On Linux based machines filenames are just pointers (inodes) that point to the memory where the file resides which could be a hard drive or even a RAM-backed filesystem. Each file records the number of links to it: the links can be either the filename (plural, and also every time a file is opened, the process actually holds the "link" to the same space.

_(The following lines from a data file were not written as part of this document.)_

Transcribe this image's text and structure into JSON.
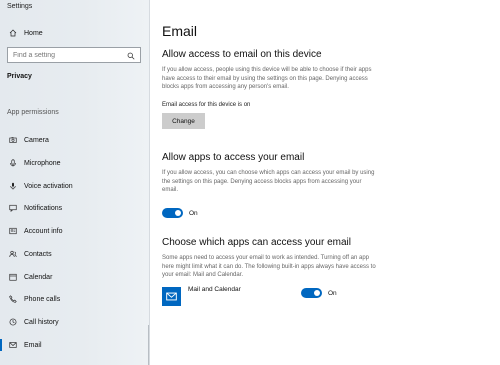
{
  "window": {
    "title": "Settings"
  },
  "sidebar": {
    "home_label": "Home",
    "search_placeholder": "Find a setting",
    "privacy_label": "Privacy",
    "section_label": "App permissions",
    "items": [
      {
        "label": "Camera",
        "icon": "camera-icon"
      },
      {
        "label": "Microphone",
        "icon": "microphone-icon"
      },
      {
        "label": "Voice activation",
        "icon": "voice-icon"
      },
      {
        "label": "Notifications",
        "icon": "notifications-icon"
      },
      {
        "label": "Account info",
        "icon": "account-icon"
      },
      {
        "label": "Contacts",
        "icon": "contacts-icon"
      },
      {
        "label": "Calendar",
        "icon": "calendar-icon"
      },
      {
        "label": "Phone calls",
        "icon": "phone-icon"
      },
      {
        "label": "Call history",
        "icon": "history-icon"
      },
      {
        "label": "Email",
        "icon": "mail-icon",
        "selected": true
      }
    ]
  },
  "main": {
    "title": "Email",
    "device_section": {
      "heading": "Allow access to email on this device",
      "description": "If you allow access, people using this device will be able to choose if their apps have access to their email by using the settings on this page. Denying access blocks apps from accessing any person's email.",
      "status": "Email access for this device is on",
      "button_label": "Change"
    },
    "apps_section": {
      "heading": "Allow apps to access your email",
      "description": "If you allow access, you can choose which apps can access your email by using the settings on this page. Denying access blocks apps from accessing your email.",
      "toggle_label": "On",
      "toggle_on": true
    },
    "choose_section": {
      "heading": "Choose which apps can access your email",
      "description": "Some apps need to access your email to work as intended. Turning off an app here might limit what it can do. The following built-in apps always have access to your email: Mail and Calendar.",
      "apps": [
        {
          "name": "Mail and Calendar",
          "toggle_label": "On",
          "toggle_on": true,
          "icon": "mail-app-icon"
        }
      ]
    }
  },
  "colors": {
    "accent": "#0067c0",
    "button_bg": "#cccccc",
    "sidebar_bg": "#e6ebef"
  }
}
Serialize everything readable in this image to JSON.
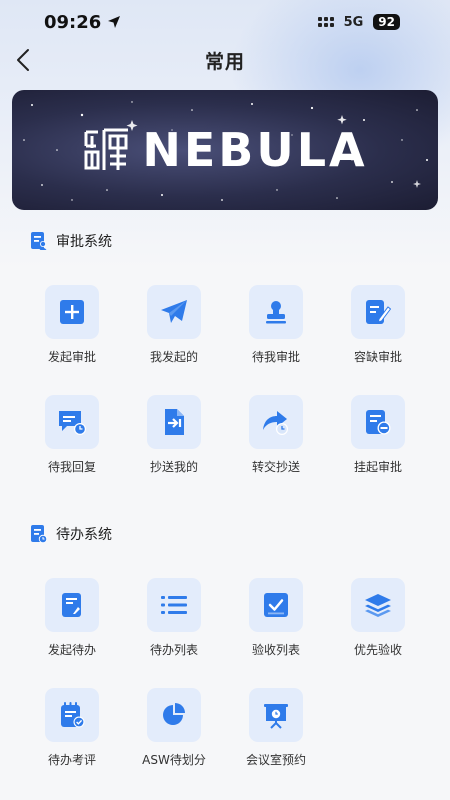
{
  "status": {
    "time": "09:26",
    "network": "5G",
    "battery": "92"
  },
  "nav": {
    "title": "常用"
  },
  "banner": {
    "brand": "NEBULA"
  },
  "approval": {
    "title": "审批系统",
    "items": [
      {
        "label": "发起审批",
        "icon": "plus-icon"
      },
      {
        "label": "我发起的",
        "icon": "paper-plane-icon"
      },
      {
        "label": "待我审批",
        "icon": "stamp-icon"
      },
      {
        "label": "容缺审批",
        "icon": "edit-document-icon"
      },
      {
        "label": "待我回复",
        "icon": "message-clock-icon"
      },
      {
        "label": "抄送我的",
        "icon": "document-import-icon"
      },
      {
        "label": "转交抄送",
        "icon": "forward-clock-icon"
      },
      {
        "label": "挂起审批",
        "icon": "document-minus-icon"
      }
    ]
  },
  "todo": {
    "title": "待办系统",
    "items": [
      {
        "label": "发起待办",
        "icon": "document-pin-icon"
      },
      {
        "label": "待办列表",
        "icon": "list-icon"
      },
      {
        "label": "验收列表",
        "icon": "checkbox-icon"
      },
      {
        "label": "优先验收",
        "icon": "layers-icon"
      },
      {
        "label": "待办考评",
        "icon": "notepad-check-icon"
      },
      {
        "label": "ASW待划分",
        "icon": "pie-chart-icon"
      },
      {
        "label": "会议室预约",
        "icon": "presentation-icon"
      }
    ]
  },
  "colors": {
    "accent": "#2f7bea",
    "tile_bg": "#e3ecfb"
  }
}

Space/memory is physically freed only if there are no links left to the deleted file, So, while the processes have the files still opened, you shouldn't expect to get space/memory back. It's not freed, it's being actively used. This is also one of the reasons that applications should really close the files when they finish using them.
HTH
Created 01-14-2019 06:41 AM
@Geoffrey Shelton Okot , do you mean that we need to check the RAM memory on our data node machines ? , we have on each machine 256G memory and available is 198G , or maybe you want to check other thing?